Jesse Jackson had the same thought, and his solution was to not become derailed. “We were determined not to let one bullet kill the whole movement,” he says. “Right after Dr. King was killed, we determined to focus on what killed him, not just who killed him in sick society. And it was a mad struggle for identity. We had lost our leadership. The ship had lost its rudder. And I remember we regrouped and kept going to Washington with the Poor People’s Campaign. We didn’t spend a lot of time, frankly, in Memphis trying to find the killer.”

“As a testament to how the neighborhood valued Stax Records,” says William Bell, “a lot of the places were either broken into or burned—everything around this neighborhood. Stax was left standing and untouched.”

“Jim, Steve, and two or three others loaded up the tapes we had in the back,” explains Estelle Axton, “because those tapes were a lot of investment. They put them in the trunk of the car. We closed our business, I closed the shop. We stayed closed, the shop and the studio, for about a week, because we wanted to respect the people. We didn’t know who thought what and what would happen, so we just closed our doors and never knew whether the building would be damaged—but it wasn’t. We were protected because the people in the neighborhood, they respected us enough to not harm a place that talent out of their community was using.”

“They were burning down the buildings next to us,” says Jim. “They burned the laundry across the street, all kinds of things, but by that time, people understood that we were a good effect on the community.”

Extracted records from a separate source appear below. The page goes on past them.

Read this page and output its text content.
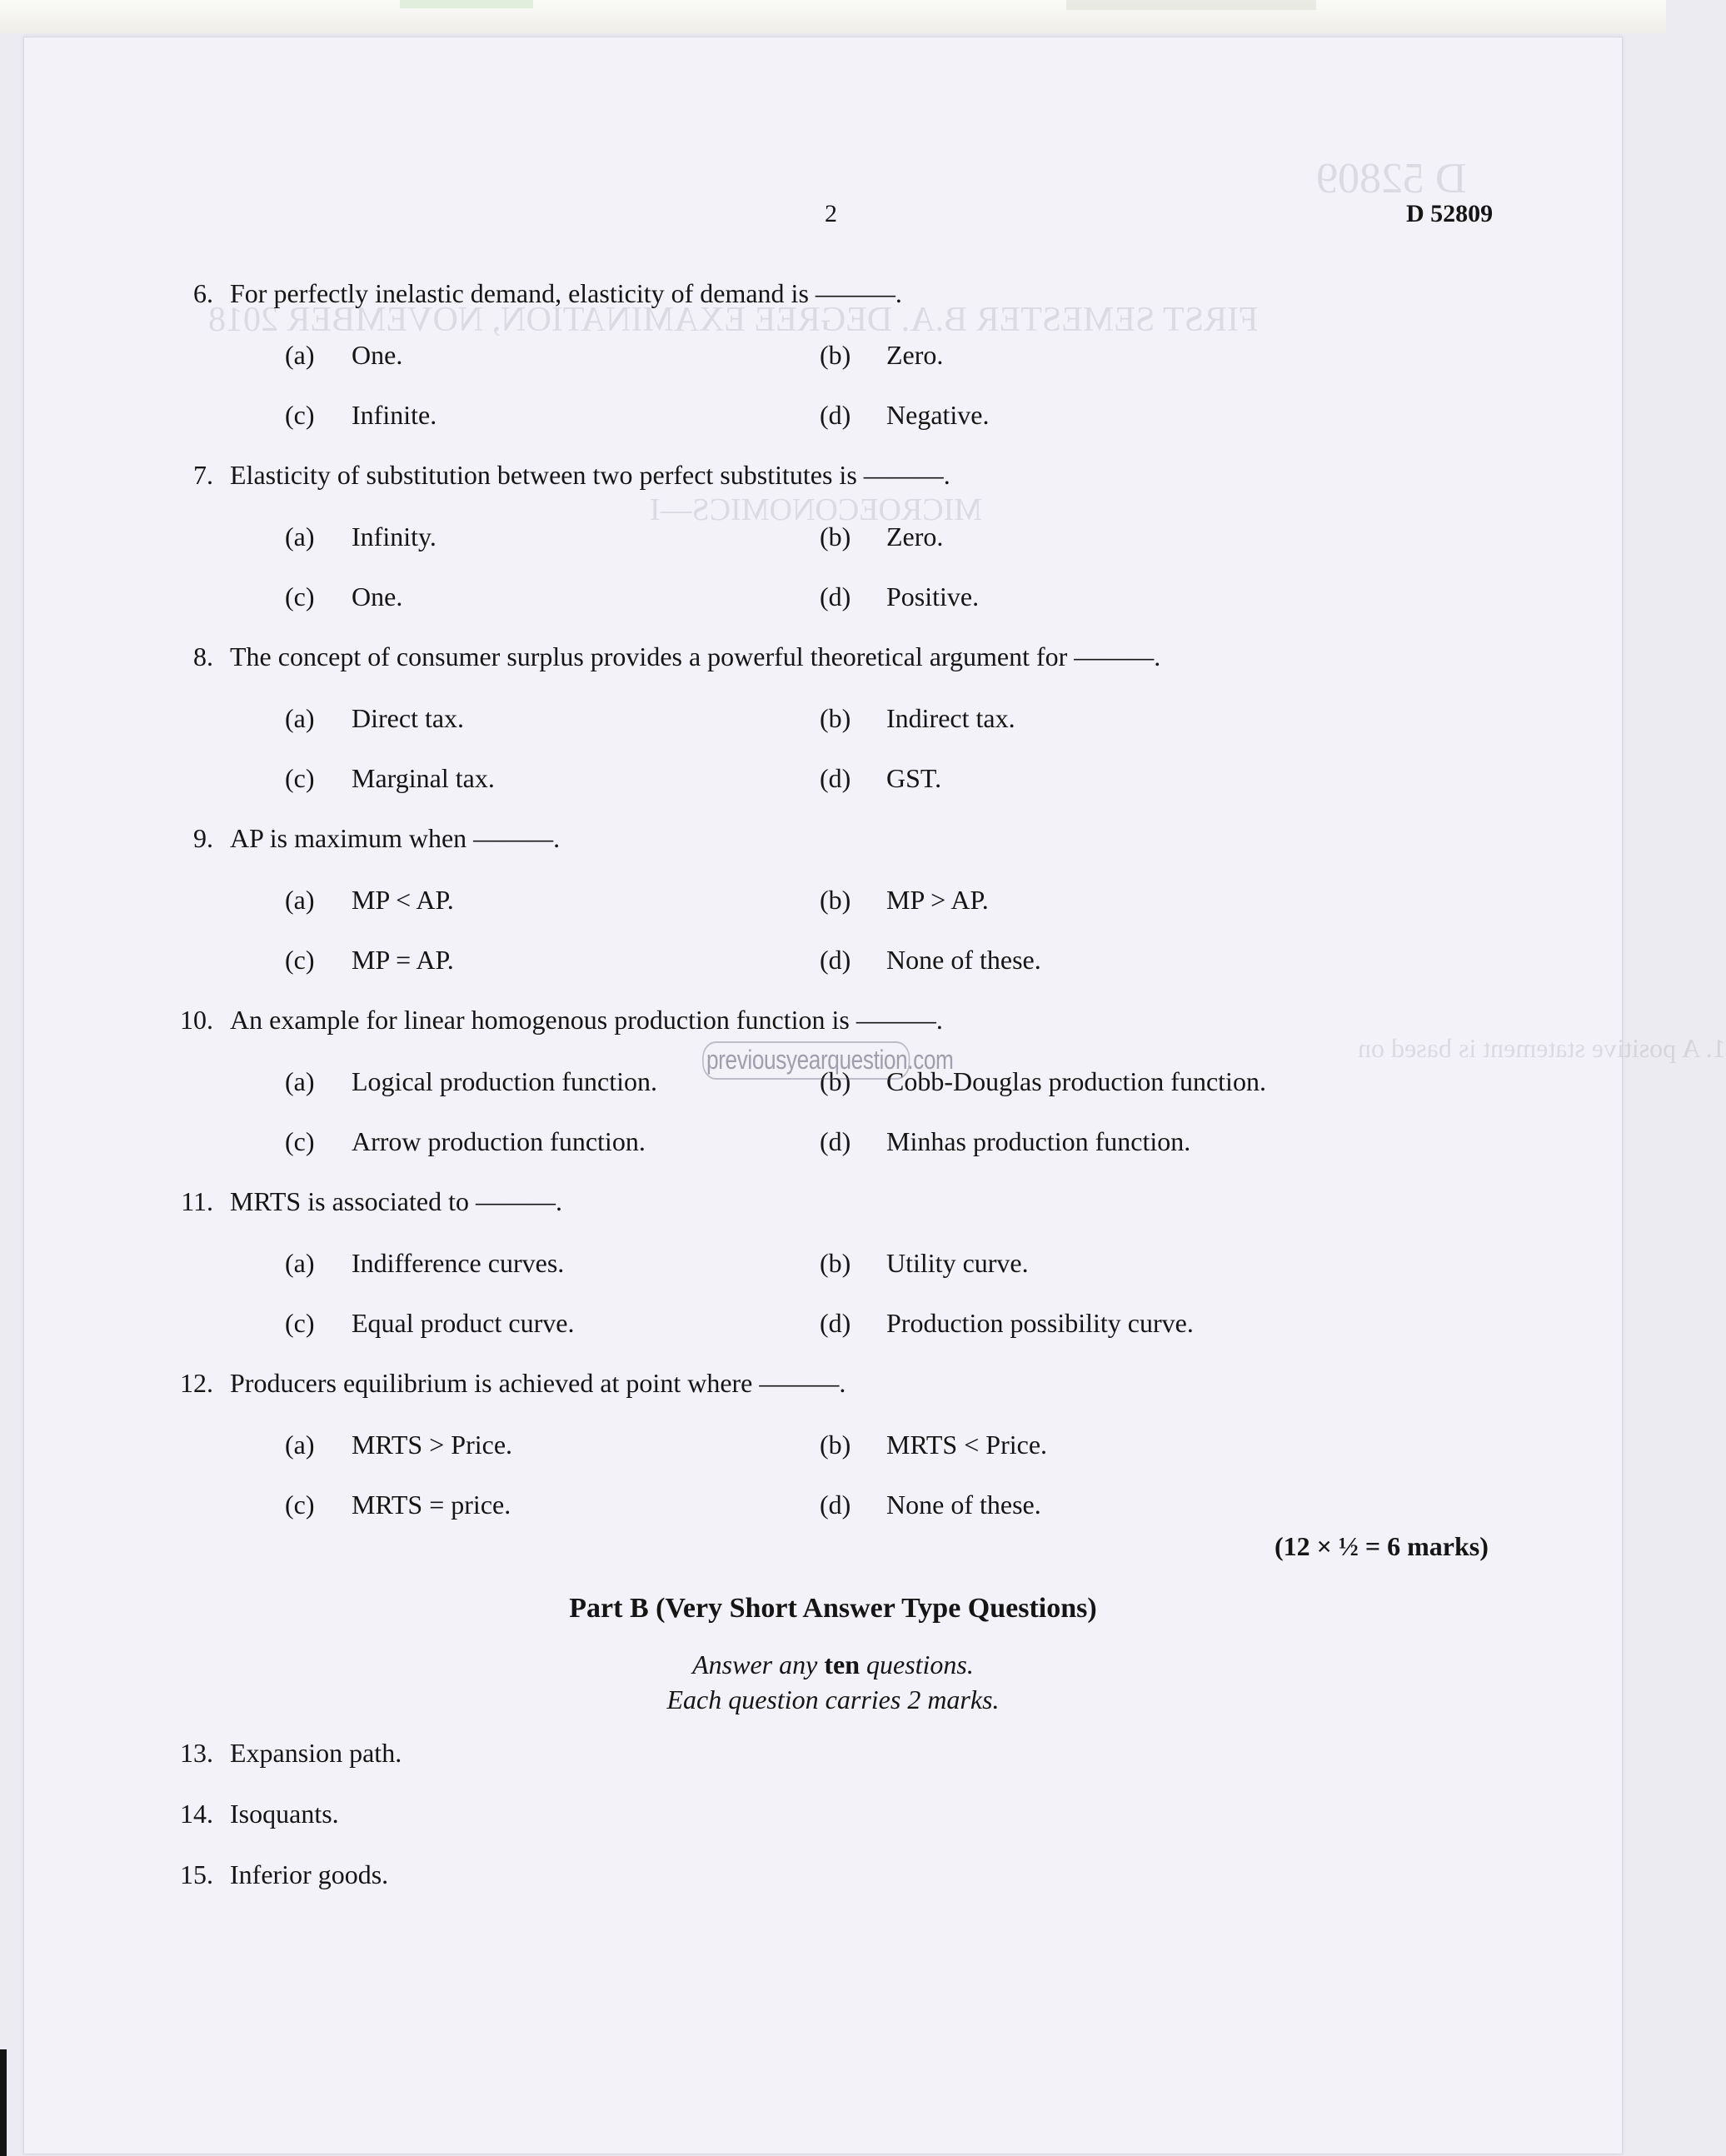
D 52809
FIRST SEMESTER B.A. DEGREE EXAMINATION, NOVEMBER 2018
MICROECONOMICS—I
1. A positive statement is based on
2	D 52809
6. For perfectly inelastic demand, elasticity of demand is ———.
(a) One.	(b) Zero.
(c) Infinite.	(d) Negative.
7. Elasticity of substitution between two perfect substitutes is ———.
(a) Infinity.	(b) Zero.
(c) One.	(d) Positive.
8. The concept of consumer surplus provides a powerful theoretical argument for ———.
(a) Direct tax.	(b) Indirect tax.
(c) Marginal tax.	(d) GST.
9. AP is maximum when ———.
(a) MP < AP.	(b) MP > AP.
(c) MP = AP.	(d) None of these.
10. An example for linear homogenous production function is ———.
(a) Logical production function.	(b) Cobb-Douglas production function.
(c) Arrow production function.	(d) Minhas production function.
11. MRTS is associated to ———.
(a) Indifference curves.	(b) Utility curve.
(c) Equal product curve.	(d) Production possibility curve.
12. Producers equilibrium is achieved at point where ———.
(a) MRTS > Price.	(b) MRTS < Price.
(c) MRTS = price.	(d) None of these.
previousyearquestion.com
(12 × ½ = 6 marks)
Part B (Very Short Answer Type Questions)
Answer any ten questions.
Each question carries 2 marks.
13. Expansion path.
14. Isoquants.
15. Inferior goods.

“When Martin Luther King was killed,” says Rufus Thomas, “that changed conditions in the whole world, and especially in Memphis. The death of Martin—the whole complexion of everything changed.”

Windswept.

Sideswiped.

President Johnson sent James Reynolds, his undersecretary of labor for labor-management relations, as a special emissary to settle the strike, calling him often to find out why talks dragged on. Twelve more days passed, filled with sorrow and anger; humiliating and bitter days as the pharoah’s heart hardened. Reynolds finally negotiated for the dues checkoff to come indirectly from a federal credit union; he negotiated for Loeb to pass to the city council the task of recognizing the union, relieving him of the burden of responsibility, and also accountability. When the city balked at the last minute on the pay raises, an anonymous businessman donated $60,000 dedicated to their pay. On April 16, a memorandum of understanding was ratified between the two sides: The City of Memphis recognized the sanitation department employees as men. They recognized their union, gave them a written grievance procedure, agreed to end discrimination on the basis of race, and improved their working conditions. The terms were quickly ratified by the men inside the Clayborn Temple. T.O. Jones sat on the dais up front, and while others leaped in the air and shouted with joy, he leaned forward, his forehead cupped in his bent arm, weeping quietly.

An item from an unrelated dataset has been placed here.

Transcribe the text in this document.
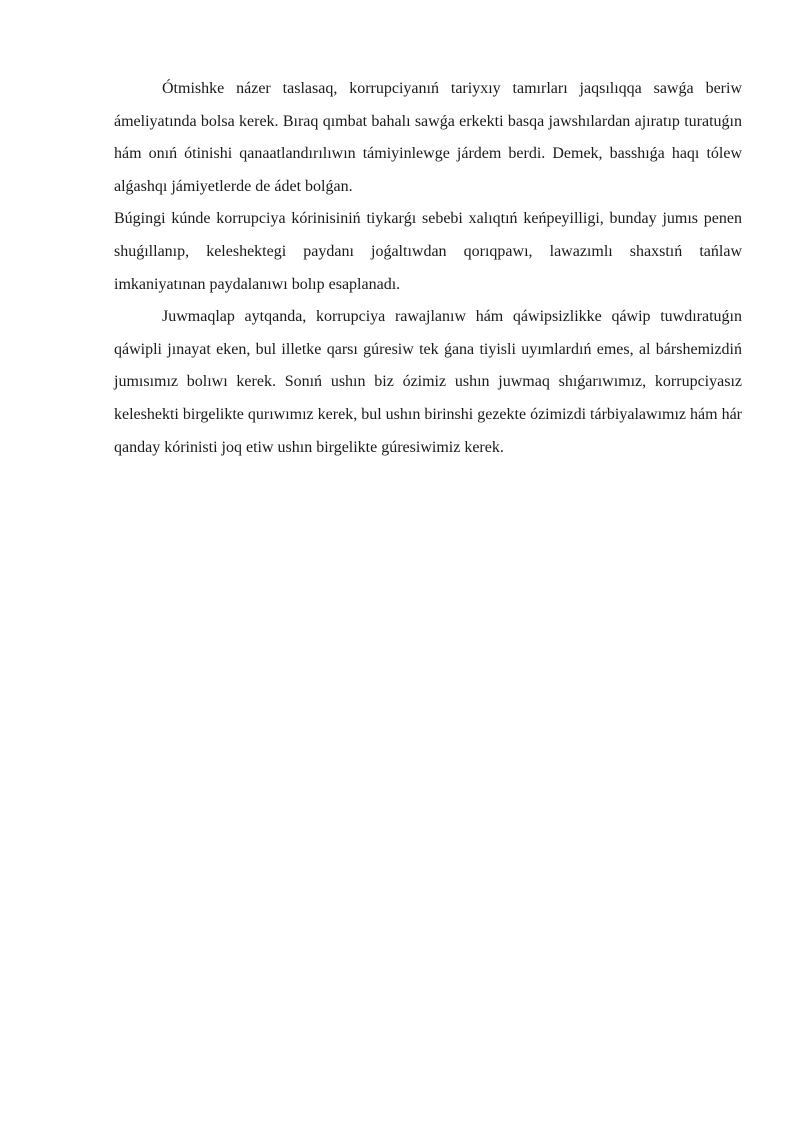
Ótmishke názer taslasaq, korrupciyanıń tariyxıy tamırları jaqsılıqqa sawǵa beriw ámeliyatında bolsa kerek. Bıraq qımbat bahalı sawǵa erkekti basqa jawshılardan ajıratıp turatuǵın hám onıń ótinishi qanaatlandırılıwın támiyinlewge járdem berdi. Demek, basshıǵa haqı tólew alǵashqı jámiyetlerde de ádet bolǵan.

Búgingi kúnde korrupciya kórinisiniń tiykarǵı sebebi xalıqtıń keńpeyilligi, bunday jumıs penen shuǵıllanıp, keleshektegi paydanı joǵaltıwdan qorıqpawı, lawazımlı shaxstıń tańlaw imkaniyatınan paydalanıwı bolıp esaplanadı.

Juwmaqlap aytqanda, korrupciya rawajlanıw hám qáwipsizlikke qáwip tuwdıratuǵın qáwipli jınayat eken, bul illetke qarsı gúresiw tek ǵana tiyisli uyımlardıń emes, al bárshemizdiń jumısımız bolıwı kerek. Sonıń ushın biz ózimiz ushın juwmaq shıǵarıwımız, korrupciyasız keleshekti birgelikte qurıwımız kerek, bul ushın birinshi gezekte ózimizdi tárbiyalawımız hám hár qanday kórinisti joq etiw ushın birgelikte gúresiwimiz kerek.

It was a resolution, but the future was uncertain. “That horrible occasion turned everything around,” says Wexler. “That was the end of rhythm and blues in the South.”

“The heart has a lot to do with the success,” says Jim, “and I think the death of Otis took a lot of heart out of Stax. It was never quite the same afterwards. Then Dr. King was killed. I still love records and music, but that was just a pure time. We were such an emotional group, everybody was so involved. The company was the studio, and it was recording, and it was songs, everybody going to the control room and just going crazy with excitement. After that, something happened.”

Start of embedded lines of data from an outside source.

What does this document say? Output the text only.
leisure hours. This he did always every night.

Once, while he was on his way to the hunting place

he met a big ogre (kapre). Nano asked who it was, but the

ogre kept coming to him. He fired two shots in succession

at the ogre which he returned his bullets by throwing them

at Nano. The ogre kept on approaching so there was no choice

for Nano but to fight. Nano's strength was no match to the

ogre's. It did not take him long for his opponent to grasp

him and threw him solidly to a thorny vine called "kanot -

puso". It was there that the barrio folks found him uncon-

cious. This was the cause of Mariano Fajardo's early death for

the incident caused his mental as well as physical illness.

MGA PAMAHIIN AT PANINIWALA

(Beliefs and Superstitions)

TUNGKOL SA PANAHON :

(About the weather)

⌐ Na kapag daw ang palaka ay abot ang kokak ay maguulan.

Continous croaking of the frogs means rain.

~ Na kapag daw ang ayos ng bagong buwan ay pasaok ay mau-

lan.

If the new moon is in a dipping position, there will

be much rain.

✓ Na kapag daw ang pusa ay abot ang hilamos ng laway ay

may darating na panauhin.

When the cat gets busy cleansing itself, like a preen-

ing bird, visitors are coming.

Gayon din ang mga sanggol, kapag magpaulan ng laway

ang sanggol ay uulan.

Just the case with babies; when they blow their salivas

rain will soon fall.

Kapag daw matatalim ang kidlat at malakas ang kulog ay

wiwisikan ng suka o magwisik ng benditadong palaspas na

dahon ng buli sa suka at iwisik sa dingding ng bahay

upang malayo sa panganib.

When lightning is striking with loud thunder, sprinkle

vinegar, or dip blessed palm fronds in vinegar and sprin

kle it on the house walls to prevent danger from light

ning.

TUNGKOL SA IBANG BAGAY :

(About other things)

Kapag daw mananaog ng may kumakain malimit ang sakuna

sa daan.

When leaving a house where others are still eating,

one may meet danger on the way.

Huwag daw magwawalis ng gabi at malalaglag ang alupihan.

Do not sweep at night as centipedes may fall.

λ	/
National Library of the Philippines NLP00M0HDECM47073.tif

Less than a decade earlier, Jim Stewart had known no African-Americans on a personal basis. He’d had no success in the music business, save for gigs in smoky bars between night classes in law. He narrowly missed going under, rescued by his older sister. Since then, every victory had been hard won, every loss personal. But from their corner on McLemore, they’d reached the whole wide world.

The death of Otis and the Bar-Kays dimmed their soul. The pillaging by Atlantic tore at their self-respect. The assassination of Martin Luther King choked their heart. In a state of shock, Stax was a body going cold.